Mama Madison: It's good to have birthing options

One size does not fit all

My obstetrician's office for pregnancy number one was located on an upper floor of a swanky downtown Chicago high rise -- the Playboy Building, no less (I always thought there was something kind of comical about this given the amount of times I disrobed there). The practice though was geared less towards Bunnies and more towards no-nonsense, professional mothers-to-be. Efficiency was the name of the game. During those nine months I saw an ever-changing rotation of doctors who began discussing episiotomies, epidurals, and planned inductions before I was even showing.

My son's subsequent birth in a major teaching hospital was relatively easy, but, truth be told, felt much more like a clinical procedure than the dizzyingly beautiful "experience" my personal newsstand of pregnancy magazines had led me to believe childbirth could be.

I'm pretty sure though if I'd asked my doctors about constructing a birth plan that felt a little more "natural," they'd have recommended I lay off the Laura Ingalls Wilder books. As far as their medical practice was concerned, that kind of stuff went out with covered wagons.

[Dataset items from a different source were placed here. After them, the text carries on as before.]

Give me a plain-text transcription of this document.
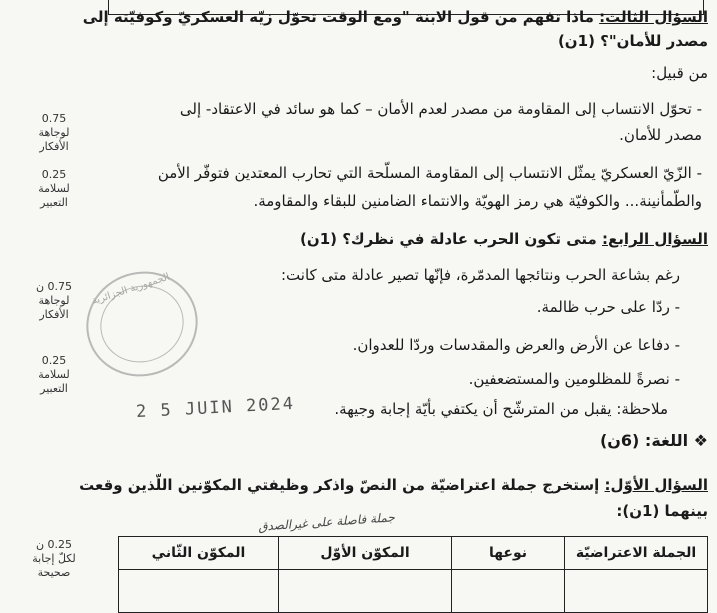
0.75
لوجاهة الأفكار
0.25
لسلامة التعبير
0.75 ن
لوجاهة الأفكار
0.25
لسلامة التعبير
0.25 ن
لكلّ إجابة صحيحة
الجمهورية الجزائرية
2 5 JUIN 2024
جملة فاصلة على غيرالصدق
السؤال الثالث: ماذا تفهم من قول الابنة "ومع الوقت تحوّل زيّه العسكريّ وكوفيّته إلى
مصدر للأمان"؟ (1ن)
من قبيل:
- تحوّل الانتساب إلى المقاومة من مصدر لعدم الأمان – كما هو سائد في الاعتقاد- إلى
مصدر للأمان.
- الزّيّ العسكريّ يمثّل الانتساب إلى المقاومة المسلّحة التي تحارب المعتدين فتوفّر الأمن
والطّمأنينة... والكوفيّة هي رمز الهويّة والانتماء الضامنين للبقاء والمقاومة.
السؤال الرابع: متى تكون الحرب عادلة في نظرك؟ (1ن)
رغم بشاعة الحرب ونتائجها المدمّرة، فإنّها تصير عادلة متى كانت:
- ردّا على حرب ظالمة.
- دفاعا عن الأرض والعرض والمقدسات وردّا للعدوان.
- نصرةً للمظلومين والمستضعفين.
ملاحظة: يقبل من المترشّح أن يكتفي بأيّة إجابة وجيهة.
❖ اللغة: (6ن)
السؤال الأوّل: إستخرج جملة اعتراضيّة من النصّ واذكر وظيفتي المكوّنين اللّذين وقعت
بينهما (1ن):
الجملة الاعتراضيّة	نوعها	المكوّن الأوّل	المكوّن الثّاني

Things didn't change a whole lot with the birth of my second son. We were in Madison by now, and I had become aware for the first time of things like the Bradley Method, doulas and water births. But when it came time to pick a practice and location for his delivery, I took the well-traveled road and went with the UW physicians group and hospital that were covered by my HMO.

In fairness, the Meriter birthing suite where I welcomed my son was way cooler than the separate labor, delivery and recovery rooms I'd experienced in Chicago. My room was bright and sunny and filled with all sorts of shiny, sterile medical equipment tucked away behind hidden doors. It was kind of like giving birth in the Bat Cave.

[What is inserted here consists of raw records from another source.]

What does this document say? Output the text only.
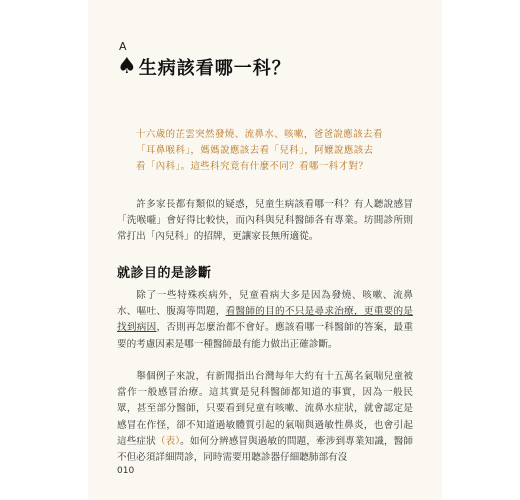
A
♠ 生病該看哪一科？

十六歲的芷雲突然發燒、流鼻水、咳嗽，爸爸說應該去看

「耳鼻喉科」，媽媽說應該去看「兒科」，阿嬤說應該去

看「內科」。這些科究竟有什麼不同？看哪一科才對？

許多家長都有類似的疑惑，兒童生病該看哪一科？有人聽說感冒「洗喉嚨」會好得比較快，而內科與兒科醫師各有專業。坊間診所則常打出「內兒科」的招牌，更讓家長無所適從。

就診目的是診斷

除了一些特殊疾病外，兒童看病大多是因為發燒、咳嗽、流鼻水、嘔吐、腹瀉等問題，看醫師的目的不只是尋求治療，更重要的是找到病因，否則再怎麼治都不會好。應該看哪一科醫師的答案，最重要的考慮因素是哪一種醫師最有能力做出正確診斷。

舉個例子來說，有新聞指出台灣每年大約有十五萬名氣喘兒童被當作一般感冒治療。這其實是兒科醫師都知道的事實，因為一般民眾，甚至部分醫師，只要看到兒童有咳嗽、流鼻水症狀，就會認定是感冒在作怪，卻不知道過敏體質引起的氣喘與過敏性鼻炎，也會引起這些症狀（表）。如何分辨感冒與過敏的問題，牽涉到專業知識，醫師不但必須詳細問診，同時需要用聽診器仔細聽肺部有沒

010
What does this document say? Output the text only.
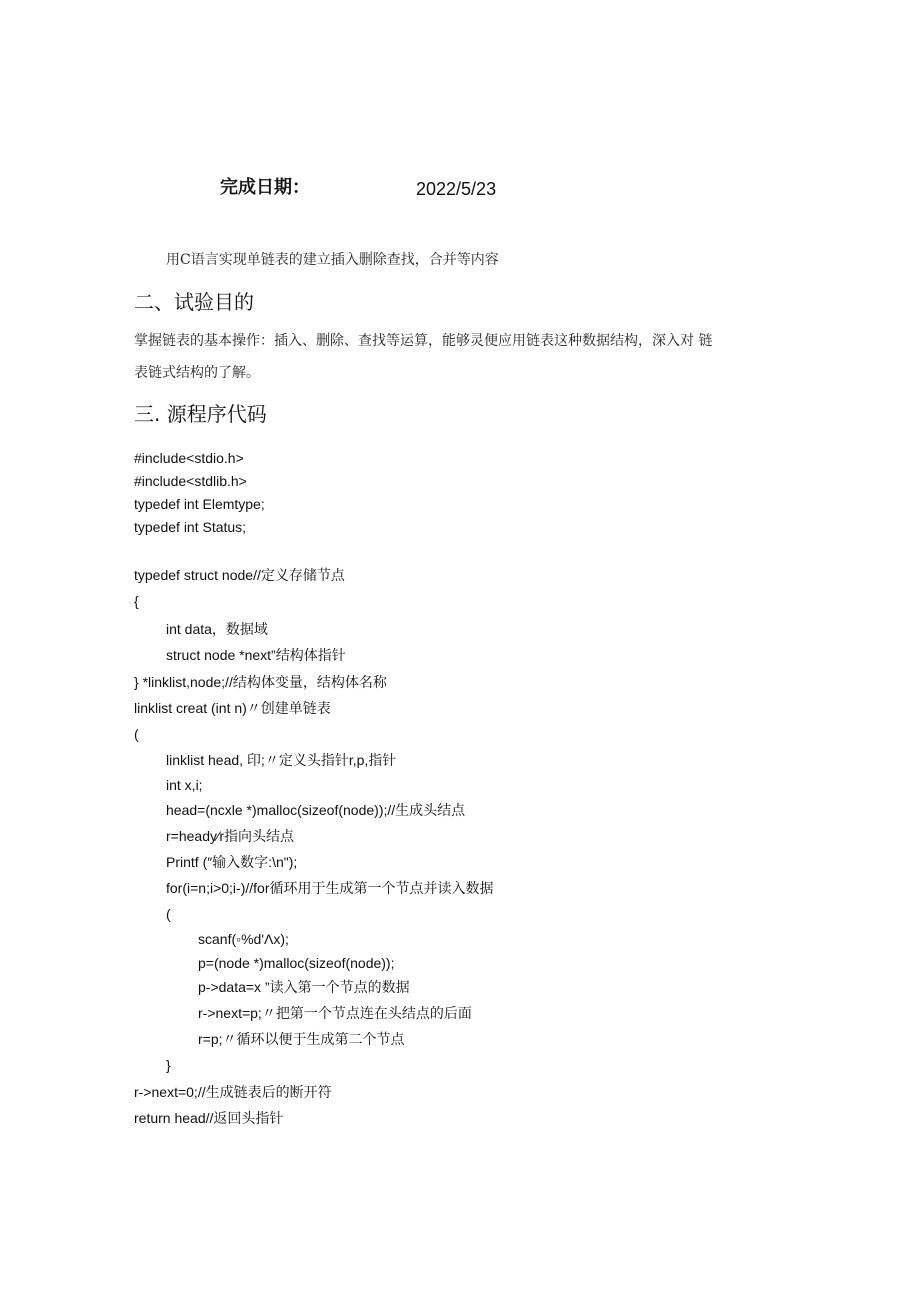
完成日期：	2022/5/23
用C语言实现单链表的建立插入删除查找，合并等内容
二、试验目的
掌握链表的基本操作：插入、删除、查找等运算，能够灵便应用链表这种数据结构，深入对 链
表链式结构的了解。
三. 源程序代码
#include<stdio.h>
#include<stdlib.h>
typedef int Elemtype;
typedef int Status;
typedef struct node//定义存储节点
{
int data，数据域
struct node *next”结构体指针
} *linklist,node;//结构体变量，结构体名称
linklist creat (int n)〃创建单链表
(
linklist head, 印;〃定义头指针r,p,指针
int x,i;
head=(ncxle *)malloc(sizeof(node));//生成头结点
r=heady⁄r指向头结点
Printf (″输入数字:\n");
for(i=n;i>0;i-)//for循环用于生成第一个节点并读入数据
(
scanf(◦%d'Λx);
p=(node *)malloc(sizeof(node));
p->data=x ”读入第一个节点的数据
r->next=p;〃把第一个节点连在头结点的后面
r=p;〃循环以便于生成第二个节点
}
r->next=0;//生成链表后的断开符
return head//返回头指针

Then, a few years later, something really cool happened. My adored across-the-street neighbor gave birth, on purpose, at home. She labored and delivered in the privacy of her own bedroom attended by her midwife, husband and two older children.

When I went to visit her and her newborn baby girl the next day she seemed unusually relaxed and happy as she sat, a mere twelve hours post partum, in her own rocking chair, wearing her own clothes in her own living room. Yes, it was a little house. But it most certainly wasn't on the prairie.

So when I got pregnant with baby number three a few months later, I decided to give the UW Midwives a try. No, I wasn't looking for a home birth (which they don't offer, and besides,I was kind of concerned with who cleans up after delivery--it's a pretty messy business). But I liked the idea of a more personalized birth experience than I'd had in the past. And the practice didn't disappoint. The providers took time with me, patiently answering my questions on chromosomal testing, maternal nutrition and the possibility of a drug free birth.

My daughter's entry into the world, also in a Meriter suite, felt entirely different this time. My delivering midwife played calming music and lit a candle. She stayed with me the whole time and offered a back massage. And my daughter came more quickly and easily than my other two had, likely because I didn't have an epidural.

Now, I try not to play favorites with my kids. But there's little question that number three was my favorite pregnancy and delivery.

And who knows where a pregnancy number four (no, not happening) might have led?

So I felt nothing but sad this past week when I heard the news that the Madison Birth Center (http://www.madisonbirthcenter.com) in Middleton would be closing its doors in November. Because I fully understand, three childbirths later, that there are alternatives to a traditional hospital labor and delivery. And now, many Madison moms-to-be who would have loved to have met their baby for the first time at either the Center's state-of-the-art, yet warm and inviting, birth space or in the comfort of their own homes, will be missing out on a high quality option.

And all, it seems, due to Madison area HMOs' refusal to cover care there. No, I wouldn't have expected my doctors from the Playboy Building to understand why a healthy woman might not want to deliver her baby in hyper clinical setting.

But I guess I would have expected the health care community in progressive Madison to more readily embrace the change. Their decision to deny coverage just seems so old fashioned. Maybe we haven't come such a long way from the covered wagons, after all.